“Mio figlio non mi racconta niente!!!”
Mi capita spesso di sentire genitori che si intristiscono perché il loro bambino non racconta quello che ha fatto durante la giornata, cosa ha fatto all’asilo o a scuola, con quali compagni ha giocato, e si chiedono perché.
Il “non sapere” crea disagio, ma anche senso di non controllo, la situazione sfugge. Molte volte crea invece la sensazione del rifiuto, del “non mi vuole nel suo mondo”. Quello che mi sento di dire è che spesso questi sono solo pensieri dell’adulto che non corrispondono assolutamente con il reale sentire del bambino.
Facciamo un passo indietro e domandiamoci:
“Ma il mio bambino è abituato a raccontare?
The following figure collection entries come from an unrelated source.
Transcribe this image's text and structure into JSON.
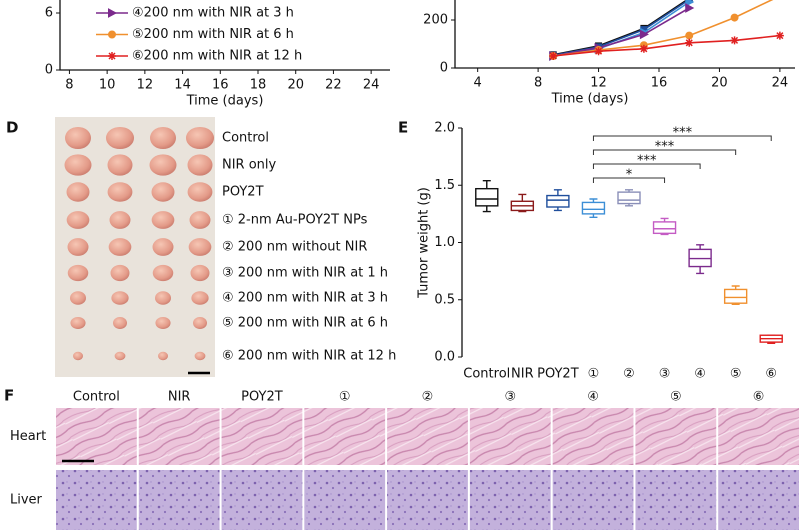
{
  "panel_labels": {
    "d": "D",
    "e": "E",
    "f": "F"
  },
  "chart_data": [
    {
      "type": "line",
      "xlabel": "Time (days)",
      "xlim": [
        7.5,
        25
      ],
      "xticks": [
        8,
        10,
        12,
        14,
        16,
        18,
        20,
        22,
        24
      ],
      "ylim": [
        0,
        7.2
      ],
      "yticks": [
        0,
        6
      ],
      "series": [
        {
          "name": "④200 nm with NIR at 3 h",
          "color": "#7b2a8c",
          "marker": "triangle"
        },
        {
          "name": "⑤200 nm with NIR at 6 h",
          "color": "#f0902e",
          "marker": "circle"
        },
        {
          "name": "⑥200 nm with NIR at 12 h",
          "color": "#e02020",
          "marker": "star"
        }
      ]
    },
    {
      "type": "line",
      "xlabel": "Time (days)",
      "xlim": [
        2.5,
        25
      ],
      "xticks": [
        4,
        8,
        12,
        16,
        20,
        24
      ],
      "ylim": [
        0,
        280
      ],
      "yticks": [
        0,
        200
      ],
      "series": [
        {
          "color": "#111111",
          "marker": "square",
          "x": [
            9,
            12,
            15,
            18
          ],
          "values": [
            55,
            92,
            165,
            290
          ]
        },
        {
          "color": "#1f4e9c",
          "marker": "square",
          "x": [
            9,
            12,
            15,
            18
          ],
          "values": [
            53,
            88,
            160,
            285
          ]
        },
        {
          "color": "#3d8fd6",
          "marker": "triangle",
          "x": [
            9,
            12,
            15,
            18
          ],
          "values": [
            50,
            80,
            148,
            275
          ]
        },
        {
          "color": "#7b2a8c",
          "marker": "triangle",
          "x": [
            9,
            12,
            15,
            18
          ],
          "values": [
            50,
            84,
            140,
            250
          ]
        },
        {
          "color": "#f0902e",
          "marker": "circle",
          "x": [
            9,
            12,
            15,
            18,
            21,
            24
          ],
          "values": [
            50,
            75,
            95,
            135,
            210,
            300
          ]
        },
        {
          "color": "#e02020",
          "marker": "star",
          "x": [
            9,
            12,
            15,
            18,
            21,
            24
          ],
          "values": [
            50,
            70,
            80,
            105,
            115,
            135
          ]
        }
      ]
    },
    {
      "type": "box",
      "ylabel": "Tumor weight (g)",
      "categories": [
        "Control",
        "NIR",
        "POY2T",
        "①",
        "②",
        "③",
        "④",
        "⑤",
        "⑥"
      ],
      "colors": [
        "#111111",
        "#8b1a1a",
        "#1f4e9c",
        "#3d8fd6",
        "#8a8fb8",
        "#c45cc4",
        "#7b2a8c",
        "#f0902e",
        "#e02020"
      ],
      "boxes": [
        {
          "min": 1.27,
          "q1": 1.32,
          "median": 1.38,
          "q3": 1.47,
          "max": 1.54
        },
        {
          "min": 1.27,
          "q1": 1.28,
          "median": 1.32,
          "q3": 1.36,
          "max": 1.42
        },
        {
          "min": 1.28,
          "q1": 1.31,
          "median": 1.37,
          "q3": 1.41,
          "max": 1.46
        },
        {
          "min": 1.22,
          "q1": 1.25,
          "median": 1.29,
          "q3": 1.35,
          "max": 1.38
        },
        {
          "min": 1.32,
          "q1": 1.34,
          "median": 1.37,
          "q3": 1.44,
          "max": 1.46
        },
        {
          "min": 1.07,
          "q1": 1.08,
          "median": 1.12,
          "q3": 1.18,
          "max": 1.21
        },
        {
          "min": 0.73,
          "q1": 0.79,
          "median": 0.86,
          "q3": 0.94,
          "max": 0.98
        },
        {
          "min": 0.46,
          "q1": 0.47,
          "median": 0.52,
          "q3": 0.59,
          "max": 0.62
        },
        {
          "min": 0.12,
          "q1": 0.13,
          "median": 0.16,
          "q3": 0.19,
          "max": 0.19
        }
      ],
      "ylim": [
        0,
        2.0
      ],
      "yticks": [
        {
          "value": 0,
          "label": "0.0"
        },
        {
          "value": 0.5,
          "label": "0.5"
        },
        {
          "value": 1,
          "label": "1.0"
        },
        {
          "value": 1.5,
          "label": "1.5"
        },
        {
          "value": 2,
          "label": "2.0"
        }
      ],
      "significance": [
        {
          "groups": [
            "①",
            "③"
          ],
          "label": "*"
        },
        {
          "groups": [
            "①",
            "④"
          ],
          "label": "***"
        },
        {
          "groups": [
            "①",
            "⑤"
          ],
          "label": "***"
        },
        {
          "groups": [
            "①",
            "⑥"
          ],
          "label": "***"
        }
      ]
    }
  ],
  "photo": {
    "labels": [
      "Control",
      "NIR only",
      "POY2T",
      "① 2-nm Au-POY2T NPs",
      "② 200 nm without NIR",
      "③ 200 nm with NIR at 1 h",
      "④ 200 nm with NIR at 3 h",
      "⑤ 200 nm with NIR at 6 h",
      "⑥ 200 nm with NIR at 12 h"
    ]
  },
  "histology": {
    "columns": [
      "Control",
      "NIR",
      "POY2T",
      "①",
      "②",
      "③",
      "④",
      "⑤",
      "⑥"
    ],
    "rows": [
      "Heart",
      "Liver"
    ]
  }
}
Sa che può raccontare ciò che vuole nella vita di tutti i giorni?”
Ed io…. “rimango ad ascoltarlo?”
I nostri bambini non sono abituati a raccontare. E noi adulti non sappiamo ascoltare e non forniamo loro l’esempio. Quante volte ci fermiamo noi a raccontare a loro cosa abbiamo fatto durante la giornata?
I bambini apprendono molto per imitazione, quindi come posso pretendere che il mio bambino faccia una cosa se io sono la prima a non farlo.
Siamo molto condizionati inoltre su quello che deve o non deve essere raccontato. C’è poco spazio per la singolarità e le diversità di ciascun bambino. Spesso diciamo che non raccontano perché non sappiamo ascoltare, vorremmo sentire qualche altra cosa uscire dalle loro bocche.
Tutti devono essere uguali, rispettare standard uguali, modelli comportamentali uguali dettati da convenzioni sociali fatte per altro da adulti. A tutti i bambini “deve” piacere la pizza, i cartoni del momento, le principesse, le fate, i super eroi.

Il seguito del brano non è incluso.